In her 156-page decision, Judge Scheindlin wrote that “while it may be difficult to say where, precisely, to draw the line between constitutional and unconstitutional police encounters, such a line exists, and the NYPD has systematically crossed it while making trespass stops outside TAP buildings in The Bronx.”

She wrote, “As interpreted by the courts, the Fourth Amendment prohibits arrest without probable cause, but allows the police to ‘stop and briefly detain a person for investigative purposes if the officer has a reasonable suspicion supported by articulable facts that criminal activity may be afoot, even if the officer lacks probable cause.’”

The officer “must be able to articulate something more than an inchoate and unparticularized suspicion or hunch,” she wrote. Several factors can combine to create the reasonable suspicion, she said.

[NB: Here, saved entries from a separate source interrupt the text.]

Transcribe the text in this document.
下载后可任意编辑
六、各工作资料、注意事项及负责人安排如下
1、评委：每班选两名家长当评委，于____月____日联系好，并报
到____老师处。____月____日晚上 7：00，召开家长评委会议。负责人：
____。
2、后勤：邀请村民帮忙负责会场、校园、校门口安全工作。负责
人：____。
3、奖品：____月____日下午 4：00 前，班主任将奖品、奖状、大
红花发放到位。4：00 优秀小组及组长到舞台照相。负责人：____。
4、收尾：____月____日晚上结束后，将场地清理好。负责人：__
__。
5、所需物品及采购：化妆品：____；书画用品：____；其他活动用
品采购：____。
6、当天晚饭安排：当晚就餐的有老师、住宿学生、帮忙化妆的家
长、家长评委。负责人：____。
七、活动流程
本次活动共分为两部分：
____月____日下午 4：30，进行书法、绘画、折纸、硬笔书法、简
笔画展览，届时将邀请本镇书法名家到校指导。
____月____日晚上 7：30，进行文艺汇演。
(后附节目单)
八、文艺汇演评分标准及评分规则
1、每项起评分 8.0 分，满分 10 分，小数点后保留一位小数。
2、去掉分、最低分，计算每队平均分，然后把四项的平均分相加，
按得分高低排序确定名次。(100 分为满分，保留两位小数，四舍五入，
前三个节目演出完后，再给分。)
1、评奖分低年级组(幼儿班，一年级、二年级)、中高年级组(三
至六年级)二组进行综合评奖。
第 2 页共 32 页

However, she wrote, “an individual observed exiting or entering and exiting a TAP building does not establish reasonable suspicion of trespass, even if the building is located in a high-crime area, and regardless of the time of day...‘Furtive movement’ is a problematic basis for a trespass stop, especially when it is offered as a stand-alone justification. If an officer is unable to articulate anything more specific than that a person displayed ‘furtive movement,’ including anything about the person’s furtive movement that suggested trespass,” that’s insufficient for reasonable suspicion, she said.

In-House Misapprehension?

She cited a series of NYPD Legal Bureau focus groups that showed Sergeants and Lieutenants “believed it was legal to approach and question, if not stop, anyone in a TAP building even without a reason for doing so.”

Judge Scheindlin said the additional relief she was considering in conjunction with the Floyd case could include a mandate that the NYPD develop a formal, written policy on the requirements for stopping a person on suspicion of trespass outside a TAP building, supervisory review of every report filed on a trespass stop, and a revision of training materials.

Mr. Lynch said, “We welcome any training that will allow our members to better perform their jobs, but reject efforts to hold our members responsible for management’s poorly-conceived programs.”